The Workflow in Action

After installing Warp and Worktrunk, the workflow looks like this:

  1. Open your project in Warp and navigate to the repo directory.

  2. Split into three panes — one for each agent (e.g., two Claude Code instances and one Codex).

  3. Create worktrees for each agent:

# Claude Code has built-in worktree support
claude --worktree resets-wt-1
 
# Second Claude instance
claude --worktree resets-wt-2
 
# Codex needs Worktrunk since it lacks native worktree support
wt create resets-wt-3
codex
  1. Use Broadcast Input to send the same command to all panes at once. For example, asking each agent to create a markdown file explaining the project — one command, three agents, three worktrees, zero conflicts.

  2. Merge and clean up when done. Inside Claude Code, push the feature branch and create a PR as usual:

# Claude Code handles this natively
git add .
git commit -m "Add project explanation"
git push

For cleanup, Claude Code offers a built-in option when you exit (/exit) — it asks whether to keep or remove the worktree. For Codex worktrees managed through Worktrunk:

# Remove a worktree (use --force if there are uncommitted changes)
wt remove resets-wt-3 --force

Bonus: IDE Integration

Warp has a setting under Features where you can choose your preferred editor for opening file links. Set it to Rider, VS Code, or whatever IDE you use, and clicking any file path in the terminal opens it directly in your editor. This works seamlessly with worktree paths too.

Setup 2: Supersets (Mac Only)

The second setup is an application called Supersets. It eliminates the need to create worktrees manually.

How It Works

  1. Add your repository to the application.
  2. It shows your local branches. From any branch, you can launch an AI agent directly.
  3. Create a new workspace — pick your agent (Claude, Codex, Gemini, etc.), optionally name the workspace and branch, and hit Enter. Supersets creates the worktree and launches the agent automatically.
  4. Open any workspace in your IDE with a single button click. You can configure which IDE to use in the settings.

The entire worktree lifecycle — creation, agent launch, IDE opening — is handled through a clean visual interface. No terminal commands needed.

The Catch

Supersets is currently Mac-only.
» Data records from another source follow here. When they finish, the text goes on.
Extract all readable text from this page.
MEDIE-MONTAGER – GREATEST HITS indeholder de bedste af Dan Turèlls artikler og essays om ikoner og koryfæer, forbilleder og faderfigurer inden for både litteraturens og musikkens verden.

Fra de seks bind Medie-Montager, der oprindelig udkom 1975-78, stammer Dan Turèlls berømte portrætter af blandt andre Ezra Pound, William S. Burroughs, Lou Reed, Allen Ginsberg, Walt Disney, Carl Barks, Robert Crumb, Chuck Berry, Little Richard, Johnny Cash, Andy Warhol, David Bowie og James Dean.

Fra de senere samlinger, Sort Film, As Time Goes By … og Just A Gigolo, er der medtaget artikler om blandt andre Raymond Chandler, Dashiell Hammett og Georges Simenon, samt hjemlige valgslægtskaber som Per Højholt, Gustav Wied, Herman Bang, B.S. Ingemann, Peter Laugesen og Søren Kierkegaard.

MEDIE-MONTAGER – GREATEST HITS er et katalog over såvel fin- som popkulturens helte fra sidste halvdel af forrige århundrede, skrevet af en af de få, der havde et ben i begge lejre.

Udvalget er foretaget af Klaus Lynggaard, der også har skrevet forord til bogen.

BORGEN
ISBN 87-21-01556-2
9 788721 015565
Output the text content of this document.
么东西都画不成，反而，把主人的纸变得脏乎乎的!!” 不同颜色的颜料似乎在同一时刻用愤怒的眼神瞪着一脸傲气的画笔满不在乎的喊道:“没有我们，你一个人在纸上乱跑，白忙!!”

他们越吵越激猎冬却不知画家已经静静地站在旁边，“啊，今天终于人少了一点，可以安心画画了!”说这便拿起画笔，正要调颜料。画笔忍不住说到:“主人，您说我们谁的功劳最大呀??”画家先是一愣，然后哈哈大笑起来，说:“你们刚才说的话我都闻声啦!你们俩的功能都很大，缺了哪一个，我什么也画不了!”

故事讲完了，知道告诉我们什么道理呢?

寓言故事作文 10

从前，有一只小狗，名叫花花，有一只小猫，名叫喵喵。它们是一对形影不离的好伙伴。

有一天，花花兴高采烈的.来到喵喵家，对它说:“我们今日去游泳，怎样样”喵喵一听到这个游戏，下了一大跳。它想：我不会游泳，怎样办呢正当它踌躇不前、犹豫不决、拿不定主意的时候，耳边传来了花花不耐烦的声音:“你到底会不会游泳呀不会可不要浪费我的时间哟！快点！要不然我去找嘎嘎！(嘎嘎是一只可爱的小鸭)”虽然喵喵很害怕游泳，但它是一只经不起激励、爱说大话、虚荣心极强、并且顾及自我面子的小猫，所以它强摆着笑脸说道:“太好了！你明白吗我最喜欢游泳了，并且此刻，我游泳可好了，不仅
It is not cross-platform yet, though that will likely change with time.

Which Setup Should You Use?

Both setups achieve the same goal: running multiple AI agents on the same repository without conflicts. The choice comes down to preference:

  • Warp + Worktrunk if you want cross-platform support, terminal-first workflow, and full control over the process.
  • Supersets if you are on Mac and prefer a visual interface that handles everything automatically.

There are certainly other setups out there, but in the end, it is about what feels fastest and most comfortable for your workflow. Pick whichever gets you into a productive flow state and stick with it.

Key Takeaways

  • Git worktrees let multiple AI agents work on the same repo simultaneously without branch conflicts.
  • Each worktree shares the same Git database — lightweight and fast compared to cloning.
  • Claude Code has native worktree support (--worktree flag), while Codex requires Worktrunk as a wrapper.
  • Warp's Broadcast Input feature lets you send the same command to all agent terminals at once.
  • Supersets automates the entire worktree workflow through a GUI, but is currently Mac-only.